April 17, 2020

Danish children back in class as countries plan to reopen schools

Preschool and primary-age children in Denmark, pictured here before the shutdown, are returning to school

Photo credit: UNICEF

Strict rules on social distancing were in place as younger students became the first in Europe to return to the classroom amid the coronavirus crisis.

Danish children became the first in Europe to return to school this week after a global shutdown that has disrupted education for 1.5 billion young people.

Children went back to preschools and primaries after Denmark's government relaxed restrictions which had closed all schools since March 12. There are still strict rules on social distancing - with students kept six feet apart in classrooms and some schools teaching outdoors.

Older children at middle and high schools will continue to have online lessons at home until May 10.

"We have a lot of washing hands during the day. We don't have masks and we have to keep a good distance from each other so that's a very difficult task," said Elisa Rimpler of BUPL, the Danish Union of Early Childhood and Youth Educators.

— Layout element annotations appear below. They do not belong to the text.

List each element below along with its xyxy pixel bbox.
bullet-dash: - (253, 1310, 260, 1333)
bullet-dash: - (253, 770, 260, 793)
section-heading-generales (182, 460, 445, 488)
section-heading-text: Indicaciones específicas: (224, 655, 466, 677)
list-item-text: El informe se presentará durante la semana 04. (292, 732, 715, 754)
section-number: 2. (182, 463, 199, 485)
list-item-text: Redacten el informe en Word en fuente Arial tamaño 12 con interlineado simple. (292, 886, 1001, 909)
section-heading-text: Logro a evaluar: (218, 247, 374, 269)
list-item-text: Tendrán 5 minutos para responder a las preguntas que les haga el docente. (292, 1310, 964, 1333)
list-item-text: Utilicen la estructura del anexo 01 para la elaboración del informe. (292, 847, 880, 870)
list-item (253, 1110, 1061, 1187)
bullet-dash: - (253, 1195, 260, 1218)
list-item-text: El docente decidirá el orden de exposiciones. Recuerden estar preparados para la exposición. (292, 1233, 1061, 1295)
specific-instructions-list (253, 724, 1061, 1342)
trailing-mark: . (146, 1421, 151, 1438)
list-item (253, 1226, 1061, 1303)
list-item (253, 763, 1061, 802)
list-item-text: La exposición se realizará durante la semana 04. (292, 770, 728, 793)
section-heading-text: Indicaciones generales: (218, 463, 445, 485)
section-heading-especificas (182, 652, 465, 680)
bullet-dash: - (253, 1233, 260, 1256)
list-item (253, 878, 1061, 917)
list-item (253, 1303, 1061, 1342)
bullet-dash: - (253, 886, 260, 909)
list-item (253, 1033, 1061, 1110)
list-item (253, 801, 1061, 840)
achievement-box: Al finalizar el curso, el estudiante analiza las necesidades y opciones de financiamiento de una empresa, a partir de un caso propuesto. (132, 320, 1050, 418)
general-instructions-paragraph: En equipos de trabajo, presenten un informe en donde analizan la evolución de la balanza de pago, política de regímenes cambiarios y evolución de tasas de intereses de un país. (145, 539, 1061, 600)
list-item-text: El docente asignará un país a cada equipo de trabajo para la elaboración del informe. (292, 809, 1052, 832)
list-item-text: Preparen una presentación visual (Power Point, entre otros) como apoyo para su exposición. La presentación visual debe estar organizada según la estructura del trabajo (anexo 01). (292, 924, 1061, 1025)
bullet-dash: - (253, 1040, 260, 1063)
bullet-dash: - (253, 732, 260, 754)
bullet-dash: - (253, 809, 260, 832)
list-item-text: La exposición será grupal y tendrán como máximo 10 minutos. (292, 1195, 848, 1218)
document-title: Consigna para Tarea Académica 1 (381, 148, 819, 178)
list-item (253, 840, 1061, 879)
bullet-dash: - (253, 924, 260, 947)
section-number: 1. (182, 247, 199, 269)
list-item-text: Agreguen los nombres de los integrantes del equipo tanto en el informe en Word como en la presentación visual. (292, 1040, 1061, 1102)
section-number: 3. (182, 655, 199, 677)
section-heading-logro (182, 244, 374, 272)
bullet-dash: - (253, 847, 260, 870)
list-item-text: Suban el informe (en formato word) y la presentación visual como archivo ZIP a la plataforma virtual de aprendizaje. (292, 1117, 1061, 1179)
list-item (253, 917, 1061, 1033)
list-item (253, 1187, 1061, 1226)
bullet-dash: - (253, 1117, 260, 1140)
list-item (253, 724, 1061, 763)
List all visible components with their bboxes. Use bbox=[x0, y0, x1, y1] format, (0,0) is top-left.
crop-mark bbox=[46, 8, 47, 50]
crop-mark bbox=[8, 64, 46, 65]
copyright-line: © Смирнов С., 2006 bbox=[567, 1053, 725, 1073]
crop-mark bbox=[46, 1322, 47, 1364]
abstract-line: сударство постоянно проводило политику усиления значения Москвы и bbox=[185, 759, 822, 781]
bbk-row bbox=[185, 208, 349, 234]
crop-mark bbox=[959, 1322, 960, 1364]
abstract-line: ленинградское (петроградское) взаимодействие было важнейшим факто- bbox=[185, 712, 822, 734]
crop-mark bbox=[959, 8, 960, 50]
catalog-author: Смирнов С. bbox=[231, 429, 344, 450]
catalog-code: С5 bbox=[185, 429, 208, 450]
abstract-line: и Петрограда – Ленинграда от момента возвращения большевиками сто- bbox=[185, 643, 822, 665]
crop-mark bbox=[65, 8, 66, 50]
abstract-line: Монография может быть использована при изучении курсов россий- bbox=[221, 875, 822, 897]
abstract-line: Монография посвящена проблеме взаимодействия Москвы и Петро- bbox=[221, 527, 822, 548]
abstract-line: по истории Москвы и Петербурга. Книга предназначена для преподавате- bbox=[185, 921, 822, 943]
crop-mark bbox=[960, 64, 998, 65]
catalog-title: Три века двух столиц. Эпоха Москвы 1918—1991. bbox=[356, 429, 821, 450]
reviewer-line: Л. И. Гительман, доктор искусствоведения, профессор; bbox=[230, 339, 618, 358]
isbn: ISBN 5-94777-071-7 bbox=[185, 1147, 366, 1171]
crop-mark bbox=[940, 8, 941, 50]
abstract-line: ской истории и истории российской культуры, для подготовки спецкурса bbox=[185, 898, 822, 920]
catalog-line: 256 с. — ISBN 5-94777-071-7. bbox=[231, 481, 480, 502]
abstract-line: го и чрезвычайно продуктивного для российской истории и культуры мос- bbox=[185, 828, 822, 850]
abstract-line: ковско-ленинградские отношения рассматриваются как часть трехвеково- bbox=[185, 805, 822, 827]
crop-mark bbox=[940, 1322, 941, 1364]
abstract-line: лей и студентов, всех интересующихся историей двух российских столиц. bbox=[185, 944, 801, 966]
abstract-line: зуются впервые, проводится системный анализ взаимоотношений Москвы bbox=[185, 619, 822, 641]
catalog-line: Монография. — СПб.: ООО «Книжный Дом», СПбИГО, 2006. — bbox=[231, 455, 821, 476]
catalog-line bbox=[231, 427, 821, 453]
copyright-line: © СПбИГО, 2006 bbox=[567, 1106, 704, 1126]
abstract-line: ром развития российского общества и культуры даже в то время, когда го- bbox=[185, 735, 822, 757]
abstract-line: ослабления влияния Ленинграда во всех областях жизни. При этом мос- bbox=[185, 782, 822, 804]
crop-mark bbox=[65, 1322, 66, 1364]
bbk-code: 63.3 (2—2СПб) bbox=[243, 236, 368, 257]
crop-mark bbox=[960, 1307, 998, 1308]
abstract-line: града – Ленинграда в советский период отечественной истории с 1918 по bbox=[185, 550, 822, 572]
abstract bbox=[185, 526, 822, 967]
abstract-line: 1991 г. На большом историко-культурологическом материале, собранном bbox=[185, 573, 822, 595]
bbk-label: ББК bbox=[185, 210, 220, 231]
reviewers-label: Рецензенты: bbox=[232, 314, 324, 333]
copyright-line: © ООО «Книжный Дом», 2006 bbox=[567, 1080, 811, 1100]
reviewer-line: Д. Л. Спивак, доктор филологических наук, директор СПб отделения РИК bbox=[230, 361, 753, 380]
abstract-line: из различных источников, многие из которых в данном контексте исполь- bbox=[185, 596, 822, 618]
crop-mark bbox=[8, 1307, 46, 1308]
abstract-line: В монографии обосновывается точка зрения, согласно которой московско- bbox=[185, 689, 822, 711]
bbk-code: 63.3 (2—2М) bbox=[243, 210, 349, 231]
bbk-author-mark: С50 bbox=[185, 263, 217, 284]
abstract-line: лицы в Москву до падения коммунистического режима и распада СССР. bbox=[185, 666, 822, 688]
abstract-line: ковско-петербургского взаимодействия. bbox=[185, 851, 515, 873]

At the reopening of a school in Copenhagen, Danish prime minister Mette Frederiksen said she understood if some parents decided not to send their children. 

The picture below shows school children during their lunch break at the Korshoejskolen Public school in Randers this week.

Embed from Getty Images

The health crisis has closed schools and universities in more than 190 countries, disrupting education for 91% of all the world's enrolled students. Theirworld is among leading organisations that have joined UNESCO's Global Education Coalition, which aims to support countries in scaling up their best distance learning practices and reaching those children and youth most at risk.

As countries grapple with the challenges of the pandemic, here's a quick look at how some are planning to reopen classes:

Norway. Nurseries will reopen on April 20 and primary schools from first to fourth grades from April 27.

China. In Beijing, senior high school students are set to return on April 27, with seniors at middle schools going back on May 11.

Singapore. Aiming to restart classes on May 4.

Germany. Schools will reopen on May 4, with priority given to final-year students. But North Rhine-Westphalia, the most populous state, is planning to reopen primary schools from the start of next week.

France. President Emmanuel Macron said schools will reopen in stages from May 11.

Switzerland. Primary schools will reopen from May 11, followed by secondaries and universities from June 8. 

Mexico. Looking to return to normal from June 1, including schools reopening.

United States. The governors of New York, New Jersey, Connecticut, Pennsylvania, Rhode Island and Delaware said they plan to coordinate on a plan to reopen schools. But no timings were given. President Donald Trump yesterday announced a three-phase plan to reopen the economy, with schools potentially restarting in phase two.

Australia. The government has urged state premiers to reopen schools. It had wanted classes to continue through the health crisis but some states ordered them to be shut. In Victoria, just 3% of children returned to classes after the Easter break this week. In New South Wales, Premier Gladys Berejiklian said: ""We are considering our options around a rostering system which will have some students go back on a particular day. The alternative is that unfortunately students could face up to a year or longer at home and we don't think that's appropriate."

Spain. The government is considering an optional summer education programme to allow children to catch up on lost school time. Education Minister Isabel Celaa said that would be "a plan of school support so that children can be outdoors, exercising and learning".

Meanwhile, the United Kingdom has announced a $6.2 million contribution to Education Cannot Wait (ECW), the global fund for education in emergencies. It will support ECW’s rapid deployment of education services for children and youth caught in emergencies, including the pandemic.